The Greatest Western Movies You’ve Never Seen

 

As a fan of the Old West, I enjoy nothing better than a Saturday afternoon spent screening a classic old horse opera on my widescreen. If you go online and search for the best westerns ever seen, you will find an endless supply of fantastic films listed. Since I have seen so many of these over and over, I started wondering about another list – a list of the best Western films never seen. So, I have put together a list of my fifteen favorites.

For one reason or another there are plenty of westerns that are both timeless and unknown. To qualify for this list a film couldn’t show up on any top 15 list I found. It also couldn’t be a sort-of-like-a western such as Cowboys and Aliens or Westworld. So here are numbers 11-15 of the finest western movies you have probably never seen and why I love them.

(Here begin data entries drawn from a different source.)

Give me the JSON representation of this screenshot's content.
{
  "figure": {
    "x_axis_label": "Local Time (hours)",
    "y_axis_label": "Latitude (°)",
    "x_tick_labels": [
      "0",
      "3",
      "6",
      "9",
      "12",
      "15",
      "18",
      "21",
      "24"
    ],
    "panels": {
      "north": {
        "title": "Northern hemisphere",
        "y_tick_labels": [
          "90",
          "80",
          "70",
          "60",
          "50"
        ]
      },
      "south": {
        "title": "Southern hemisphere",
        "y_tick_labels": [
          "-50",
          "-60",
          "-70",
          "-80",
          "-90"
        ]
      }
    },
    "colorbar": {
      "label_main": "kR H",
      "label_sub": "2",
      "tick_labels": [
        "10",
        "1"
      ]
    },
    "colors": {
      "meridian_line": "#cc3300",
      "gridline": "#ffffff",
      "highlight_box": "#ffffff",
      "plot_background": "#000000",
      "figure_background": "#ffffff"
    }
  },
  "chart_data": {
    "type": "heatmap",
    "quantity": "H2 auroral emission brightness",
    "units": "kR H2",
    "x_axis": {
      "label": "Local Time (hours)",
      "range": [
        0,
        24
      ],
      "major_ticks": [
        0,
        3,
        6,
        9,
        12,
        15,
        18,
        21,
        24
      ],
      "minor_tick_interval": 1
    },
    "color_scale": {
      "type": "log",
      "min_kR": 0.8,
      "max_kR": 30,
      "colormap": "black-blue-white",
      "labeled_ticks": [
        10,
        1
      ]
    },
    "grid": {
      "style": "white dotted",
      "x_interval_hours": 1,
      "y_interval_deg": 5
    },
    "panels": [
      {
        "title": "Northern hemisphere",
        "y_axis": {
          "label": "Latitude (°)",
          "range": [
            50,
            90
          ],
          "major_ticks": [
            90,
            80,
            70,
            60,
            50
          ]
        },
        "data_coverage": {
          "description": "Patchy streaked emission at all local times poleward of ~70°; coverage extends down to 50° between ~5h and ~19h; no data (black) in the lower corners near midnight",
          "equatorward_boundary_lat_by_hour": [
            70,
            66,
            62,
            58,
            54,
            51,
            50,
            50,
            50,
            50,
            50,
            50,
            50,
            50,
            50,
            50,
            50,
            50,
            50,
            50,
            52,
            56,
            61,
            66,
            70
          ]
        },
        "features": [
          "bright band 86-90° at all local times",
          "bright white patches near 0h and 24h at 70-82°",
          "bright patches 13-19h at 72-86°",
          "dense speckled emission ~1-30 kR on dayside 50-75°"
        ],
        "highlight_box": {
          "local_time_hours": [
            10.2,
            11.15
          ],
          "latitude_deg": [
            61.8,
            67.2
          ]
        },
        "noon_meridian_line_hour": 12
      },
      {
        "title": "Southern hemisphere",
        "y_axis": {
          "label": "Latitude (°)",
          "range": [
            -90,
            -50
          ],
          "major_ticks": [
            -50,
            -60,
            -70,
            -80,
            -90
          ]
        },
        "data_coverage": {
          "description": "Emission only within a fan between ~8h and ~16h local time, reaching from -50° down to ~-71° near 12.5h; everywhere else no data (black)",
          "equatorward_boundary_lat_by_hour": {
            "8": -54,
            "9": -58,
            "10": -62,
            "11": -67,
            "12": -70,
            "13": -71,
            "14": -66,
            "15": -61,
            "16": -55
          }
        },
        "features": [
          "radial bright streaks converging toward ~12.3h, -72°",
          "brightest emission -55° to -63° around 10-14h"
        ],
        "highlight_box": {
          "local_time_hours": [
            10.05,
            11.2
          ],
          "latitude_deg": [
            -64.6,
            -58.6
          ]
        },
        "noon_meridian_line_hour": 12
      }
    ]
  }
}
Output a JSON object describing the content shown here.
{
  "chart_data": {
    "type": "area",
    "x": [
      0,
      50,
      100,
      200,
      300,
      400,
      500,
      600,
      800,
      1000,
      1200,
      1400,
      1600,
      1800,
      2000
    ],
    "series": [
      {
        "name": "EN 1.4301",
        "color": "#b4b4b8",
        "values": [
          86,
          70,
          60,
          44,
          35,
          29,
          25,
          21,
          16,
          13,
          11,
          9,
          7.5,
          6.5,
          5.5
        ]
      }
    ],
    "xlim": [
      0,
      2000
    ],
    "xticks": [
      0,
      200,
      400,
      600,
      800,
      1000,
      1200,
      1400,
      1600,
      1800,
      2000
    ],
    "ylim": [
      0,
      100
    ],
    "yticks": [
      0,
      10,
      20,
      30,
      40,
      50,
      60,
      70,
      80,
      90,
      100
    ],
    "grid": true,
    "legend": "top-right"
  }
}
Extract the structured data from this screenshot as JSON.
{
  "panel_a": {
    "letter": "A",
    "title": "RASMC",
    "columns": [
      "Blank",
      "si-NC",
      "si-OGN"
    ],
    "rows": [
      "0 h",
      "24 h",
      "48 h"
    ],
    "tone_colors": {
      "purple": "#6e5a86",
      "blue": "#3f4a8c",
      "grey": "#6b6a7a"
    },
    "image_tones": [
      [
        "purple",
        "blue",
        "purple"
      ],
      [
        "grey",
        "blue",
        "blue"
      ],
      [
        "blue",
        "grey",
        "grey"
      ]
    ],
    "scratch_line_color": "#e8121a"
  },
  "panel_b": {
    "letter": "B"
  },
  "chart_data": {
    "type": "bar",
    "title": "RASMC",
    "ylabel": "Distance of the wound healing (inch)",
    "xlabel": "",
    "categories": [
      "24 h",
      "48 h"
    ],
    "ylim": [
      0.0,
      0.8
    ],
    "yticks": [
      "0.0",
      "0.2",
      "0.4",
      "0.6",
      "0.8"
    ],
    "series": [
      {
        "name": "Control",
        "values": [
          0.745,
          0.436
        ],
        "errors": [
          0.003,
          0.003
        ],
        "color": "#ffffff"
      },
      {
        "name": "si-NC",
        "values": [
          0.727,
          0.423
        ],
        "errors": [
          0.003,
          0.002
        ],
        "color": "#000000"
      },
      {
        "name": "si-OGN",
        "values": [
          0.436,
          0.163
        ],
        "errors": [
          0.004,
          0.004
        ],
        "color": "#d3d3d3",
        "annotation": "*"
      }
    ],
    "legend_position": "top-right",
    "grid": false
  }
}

15 – Seven Men from Now (1956) – Budd Boetticher directs Randolph Scott as Ben Stride, an ex-sheriff hunting down seven bandits responsible for the death of his wife during a holdup. Lee Marvin delivers as Bill Masters a ne’er do will petty gunman who wants the gold stolen in that robbery. The tension between the two as they trail the gang is palpable. The twists and turns in this plot are many without ever losing track of the story. The film was produced by Batjac Productions, John Wayne’s company, and Wayne originally intended to play Stride. He was unable to do so, because of his contract with John Ford to do The Searchers.  We can all be glad, based on the performances in both these films, that things turned out as they did.

14 – The Ox-bow Incident (1943) William Wellman is better known for his war or flying films, but the 1940 novel, The Ox-bow Incident, by Walter van Tilburg Clark, provided the story for his classic western of mob law and lynching. This film is a morality play in the finest sense of any in its genre. Henry Fonda, Gil, is the lead for the sake of billing, but in a larger sense this is an ensemble piece without a star. The examination of individuals against a mob and the notions of justice, either by law or by vengeance, showcases the talents of a well cast group of actors.  Great performances are turned in by Fonda, Anthony Quinn, Harry Morgan and particularly by the doomed Dana Andrews

13 – Will Penny (1968) – Tom Gries directs in a film that seems to need no director.  Charlton Heston, in the title role, turns in what may have been his best ever screen performance. This is a small story of simple folks faced with unimaginable hardships. The likes of Ben Johnson, Bruce Dern, and particularly Donald Pleasence grace the screen with precise and understated performances. On second thought perhaps the reason the film seems to need no director is because the direction is just outstanding.

12) – Ulzana’s Raid (1972) – Burt Lancaster is at his best when he plays care worn, weary men who have seen too much in life. His portrayal of the cavalry scout Macintosh does not disappoint. Robert Aldrich directs a revisionist western that any fan of traditional westerns will enjoy. The story is simple – track and capture the escaped Apache, but in no way simplistic. Never sentimental in tone, the study of youth versus age, savage versus civilized and death in preference to misery is brutally portrayed with stark realism from all angles.  The desert landscape becomes the leading character and eclipses all but Lancaster’s performances.

11) – Man of the West (1958) – From the Novel, Man of the West, by Will C Brown, this film features Gary Cooper in his final Western. He plays a reformed bandit, Link, now the trusted guardian of his hometown’s fund for recruiting a new school teacher. During a botched train robbery Link and two other passengers are left behind. Their only chance to survive is to follow the outlaws to their hideout and to the family that raised Link as a cutthroat and bandit.

This film never takes a clichéd turn. The outlaws seem rational even sympathetic until one by one they are revealed as psychotic killers. Tough scenes of humiliation, rather than shied away from, are played out in a well staged and stylistic manner. Lee J Cobb is as good as a bad guy gets and fine performances are turned in by Jack Lord, John Dehner and Royal Dano.